2 caveats to this rule. 1) if they are deployed. 2) if they have an APFT coming up. if both 1 and 2 are true, you'll get jaded very quickly.

--your friendly neighborhood nearly out of sh*ts to give caveman
 
Hiding amongst the worried well and fakers are patients with real pathology. Your medics and midlevels won't find them. On average, neither will the typical GMO. Maybe you can be better than that or maybe you shouldn't plan to do a job half trained if you have a choice.
 
Hiding amongst the worried well and fakers are patients with real pathology. Your medics and midlevels won't find them. On average, neither will the typical GMO. Maybe you can be better than that or maybe you shouldn't plan to do a job half trained if you have a choice.

this is what keeps me up at night (figuratively speaking) and what makes me so frustrated with the profile riding d-bags. I know GI pretty well. but it's almost like they know that certain things will get them an evac.
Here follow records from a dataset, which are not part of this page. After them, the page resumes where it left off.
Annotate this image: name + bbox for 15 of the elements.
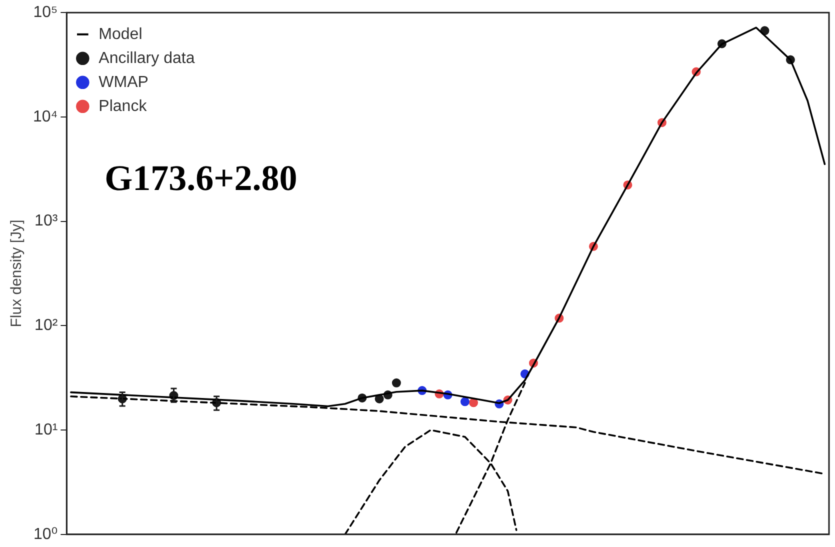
y-axis-title: Flux density [Jy]: [8, 220, 26, 328]
annotation: G173.6+2.80: [104, 158, 298, 198]
point: [392, 378, 401, 388]
legend-label: Ancillary data: [98, 50, 195, 67]
y-tick-label: 10⁰: [33, 526, 58, 543]
legend-label: Model: [98, 26, 142, 43]
y-tick-label: 10⁵: [33, 4, 58, 22]
point: [469, 398, 478, 408]
legend-label: WMAP: [98, 74, 148, 91]
y-tick-label: 10⁴: [33, 108, 58, 126]
y-tick-label: 10¹: [34, 421, 58, 438]
y-tick-label: 10³: [34, 212, 58, 230]
legend-label: Planck: [98, 98, 148, 115]
y-tick-label: 10²: [34, 317, 58, 334]
point: [460, 397, 470, 406]
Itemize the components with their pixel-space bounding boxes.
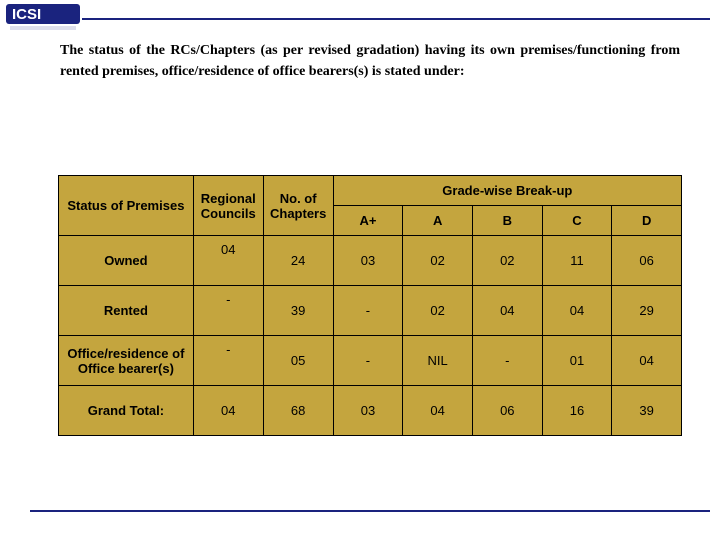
header-grade-a-plus: A+ — [333, 206, 403, 236]
cell-grade: 04 — [542, 286, 612, 336]
cell-nc: 24 — [263, 236, 333, 286]
header-grade-d: D — [612, 206, 682, 236]
cell-nc: 68 — [263, 386, 333, 436]
cell-grade: 02 — [403, 236, 473, 286]
cell-rc: - — [193, 336, 263, 386]
cell-grade: 29 — [612, 286, 682, 336]
cell-grade: 02 — [472, 236, 542, 286]
cell-grade: 03 — [333, 236, 403, 286]
cell-grade: NIL — [403, 336, 473, 386]
intro-paragraph: The status of the RCs/Chapters (as per r… — [60, 40, 680, 82]
cell-rc: - — [193, 286, 263, 336]
cell-grade: - — [333, 336, 403, 386]
logo: ICSI — [6, 4, 80, 32]
svg-text:ICSI: ICSI — [12, 6, 41, 23]
cell-grade: 03 — [333, 386, 403, 436]
cell-grade: - — [333, 286, 403, 336]
cell-status: Office/residence of Office bearer(s) — [59, 336, 194, 386]
premises-table-wrap: Status of Premises Regional Councils No.… — [58, 175, 682, 436]
top-divider — [82, 18, 710, 20]
cell-grade: 16 — [542, 386, 612, 436]
cell-nc: 05 — [263, 336, 333, 386]
table-row: Rented - 39 - 02 04 04 29 — [59, 286, 682, 336]
cell-rc: 04 — [193, 386, 263, 436]
header-grade-breakup: Grade-wise Break-up — [333, 176, 681, 206]
cell-grade: 04 — [472, 286, 542, 336]
bottom-divider — [30, 510, 710, 512]
cell-grade: 06 — [472, 386, 542, 436]
cell-grade: 06 — [612, 236, 682, 286]
premises-table: Status of Premises Regional Councils No.… — [58, 175, 682, 436]
cell-grade: 39 — [612, 386, 682, 436]
cell-nc: 39 — [263, 286, 333, 336]
table-row: Owned 04 24 03 02 02 11 06 — [59, 236, 682, 286]
cell-grade: 01 — [542, 336, 612, 386]
cell-rc: 04 — [193, 236, 263, 286]
cell-grade: 04 — [403, 386, 473, 436]
cell-grade: 04 — [612, 336, 682, 386]
table-row: Office/residence of Office bearer(s) - 0… — [59, 336, 682, 386]
table-row: Grand Total: 04 68 03 04 06 16 39 — [59, 386, 682, 436]
cell-status: Grand Total: — [59, 386, 194, 436]
header-grade-b: B — [472, 206, 542, 236]
cell-grade: - — [472, 336, 542, 386]
header-regional-councils: Regional Councils — [193, 176, 263, 236]
cell-grade: 11 — [542, 236, 612, 286]
header-no-chapters: No. of Chapters — [263, 176, 333, 236]
header-grade-a: A — [403, 206, 473, 236]
header-grade-c: C — [542, 206, 612, 236]
cell-status: Rented — [59, 286, 194, 336]
cell-grade: 02 — [403, 286, 473, 336]
cell-status: Owned — [59, 236, 194, 286]
header-status: Status of Premises — [59, 176, 194, 236]
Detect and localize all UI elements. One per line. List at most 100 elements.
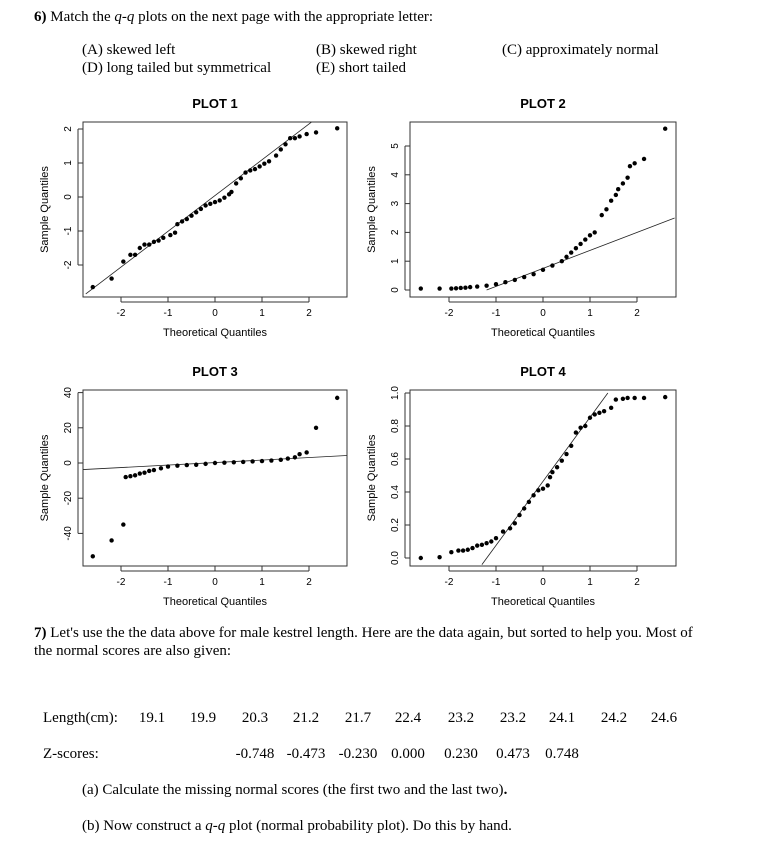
data-point (573, 246, 579, 251)
data-point (616, 187, 621, 192)
x-tick-label: 2 (634, 308, 640, 319)
y-axis-label: Sample Quantiles (39, 434, 51, 521)
data-point (292, 455, 298, 460)
qq-term: q-q (114, 9, 135, 25)
data-point (168, 232, 173, 238)
data-point (663, 126, 668, 131)
length-value: 24.2 (600, 710, 628, 726)
data-point (238, 176, 244, 181)
zscore-value: 0.473 (496, 746, 530, 762)
x-tick-label: -2 (117, 577, 126, 588)
data-point (161, 235, 166, 240)
length-value: 20.3 (241, 710, 269, 726)
data-point (142, 470, 147, 475)
data-point (493, 536, 499, 541)
reference-line (481, 392, 609, 565)
plot-4: PLOT 4 -2 -1 0 1 2 0.0 0.2 0.4 0.6 0.8 1.0 Theoretic… (366, 364, 677, 608)
data-point (203, 203, 208, 208)
data-point (632, 161, 637, 166)
plot-3: PLOT 3 -2 -1 0 1 2 -40 -20 0 20 40 Theoretical Quan… (39, 364, 348, 608)
y-tick-label: -40 (63, 526, 74, 541)
option-e: (E) short tailed (316, 60, 406, 76)
x-tick-label: 1 (587, 577, 593, 588)
length-value: 24.1 (548, 710, 576, 726)
plot-frame (82, 121, 348, 298)
data-point (151, 239, 157, 245)
plot-2: PLOT 2 -2 -1 0 1 2 0 1 2 3 4 5 Theoretical Quantiles… (366, 96, 677, 339)
data-point (613, 397, 619, 402)
y-tick-label: -2 (63, 260, 74, 269)
data-point (128, 252, 133, 257)
y-tick-label: 0.4 (390, 485, 401, 499)
option-b: (B) skewed right (316, 42, 417, 58)
y-tick-label: 40 (63, 387, 74, 399)
data-point (252, 166, 258, 172)
data-point (632, 395, 637, 401)
y-axis-label: Sample Quantiles (39, 166, 51, 253)
data-point (587, 415, 593, 420)
data-point (540, 267, 546, 273)
data-point (250, 459, 255, 464)
data-point (550, 263, 555, 268)
data-point (597, 410, 602, 415)
y-tick-label: 0.8 (390, 419, 401, 433)
x-axis-label: Theoretical Quantiles (163, 327, 267, 339)
data-point (243, 170, 248, 175)
x-tick-label: 2 (306, 577, 312, 588)
x-tick-label: -1 (492, 308, 501, 319)
data-point (128, 474, 133, 479)
option-d: (D) long tailed but symmetrical (82, 60, 272, 76)
data-point (536, 488, 541, 493)
data-point (460, 548, 466, 553)
data-point (132, 252, 138, 257)
data-point (625, 395, 630, 401)
zscore-value: -0.230 (338, 746, 378, 762)
data-point (158, 466, 164, 471)
y-tick-label: 1 (390, 258, 401, 264)
y-tick-label: 1.0 (390, 386, 401, 400)
prompt-text: Match the (50, 9, 115, 25)
data-point (500, 529, 506, 534)
data-point (449, 550, 454, 555)
data-point (165, 464, 171, 469)
qq-plots: PLOT 1 -2 -1 0 1 2 -2 -1 0 1 2 Theoretical Quantile… (39, 96, 677, 608)
reference-line (85, 122, 312, 295)
data-point (109, 538, 114, 543)
data-point (304, 450, 309, 455)
plot-title: PLOT 3 (192, 364, 238, 379)
length-value: 19.9 (189, 710, 217, 726)
y-axis-label: Sample Quantiles (366, 166, 378, 253)
length-value: 23.2 (499, 710, 527, 726)
data-point (231, 460, 236, 465)
length-value: 23.2 (447, 710, 475, 726)
x-tick-label: 1 (259, 308, 265, 319)
question-number: 6) (34, 9, 47, 25)
data-point (278, 147, 283, 152)
data-point (587, 233, 593, 238)
data-point (522, 506, 527, 511)
data-point (484, 283, 489, 288)
data-point (229, 189, 234, 195)
data-point (262, 161, 267, 166)
data-point (512, 277, 517, 283)
y-tick-label: -1 (63, 226, 74, 235)
data-point (285, 456, 291, 461)
data-point (456, 548, 461, 553)
plot-title: PLOT 2 (520, 96, 566, 111)
data-point (608, 405, 614, 411)
y-tick-label: 20 (63, 422, 74, 434)
data-point (449, 286, 454, 291)
zscore-label: Z-scores: (43, 746, 99, 762)
data-point (198, 206, 204, 212)
data-point (437, 286, 442, 291)
x-tick-label: 0 (540, 308, 546, 319)
data-point (522, 274, 527, 280)
data-point (179, 219, 185, 224)
zscore-value: 0.748 (545, 746, 579, 762)
data-point (484, 540, 489, 546)
data-point (465, 547, 470, 552)
data-point (241, 459, 246, 465)
data-point (601, 408, 607, 414)
data-point (475, 543, 480, 548)
length-label: Length(cm): (43, 710, 118, 726)
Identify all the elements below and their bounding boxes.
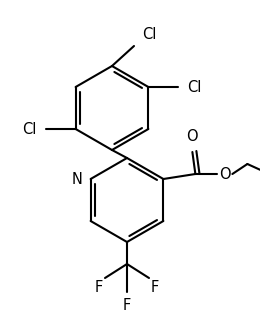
Text: Cl: Cl	[22, 121, 37, 137]
Text: O: O	[187, 129, 198, 144]
Text: F: F	[151, 280, 159, 295]
Text: F: F	[95, 280, 103, 295]
Text: O: O	[219, 166, 231, 182]
Text: Cl: Cl	[187, 80, 202, 94]
Text: F: F	[123, 298, 131, 313]
Text: Cl: Cl	[142, 27, 156, 42]
Text: N: N	[72, 172, 83, 186]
I've had 10/10 chest pain "passing out on a run," laughing and smiling awaiting his transfer. everything (to include stress test) negative. happened to occur during his failure of his 2 mile run of his APFT.

I don't worry as much as the real kids being mixed in with the d-bags (since I take every new encounter at face value), it's the boy who cried wolf thing. the one who comes in every week or two complaining of this or that, who eventually really has something. even the d-bags get sick sometimes.

the hardest part to me is having my own level of cynicism/saltiness without having it rub off on the medics. they don't get to be salty, I do.

--your friendly neighborhood wtf you actually have a lis franc fracture caveman
 
I kind of liked the other thread where he resurrected some pgg, gastrapathy and 61N from 7 years ago. Makes you wonder where the pre-meds that were arguing with them ended up (and how happy they are there).
 
In terms of advice for starting GMO-

Good post. I would add....be also weary of those in your unit who never come to medical for anything non-mandatory. We all have our sick-call commandos, you'll have eyes on them all the time...but be cautious with respect to those who are dragged down, or don't present when they obviously should have for an acute injury. They might be hiding something!

couple cases on my ship: young AD male, 'dragged' down by his chief to medical for a persistent cough. Xray, EKG, TTE later reveals a 50 mm ASD causing severe cardiopulmonary strain (thank you MEPS physical)....he went to CT surgery for a median sternotomy to repair, actually did quite well!

another case: the only sailor on my ship to successfully commit suicide (GSW to the temple, wasn't found until hours later, bled out) had never come to medical for anything...no current mental health diagnosis, nothing previous. I wish he had come down for something, I might've been able to tease something out. But what can you do about the patient that never presents?

So what do you do? Go looking for trouble, drag people in to be seen? No, certainly not, just keep a watchful eye out. And Xray everything!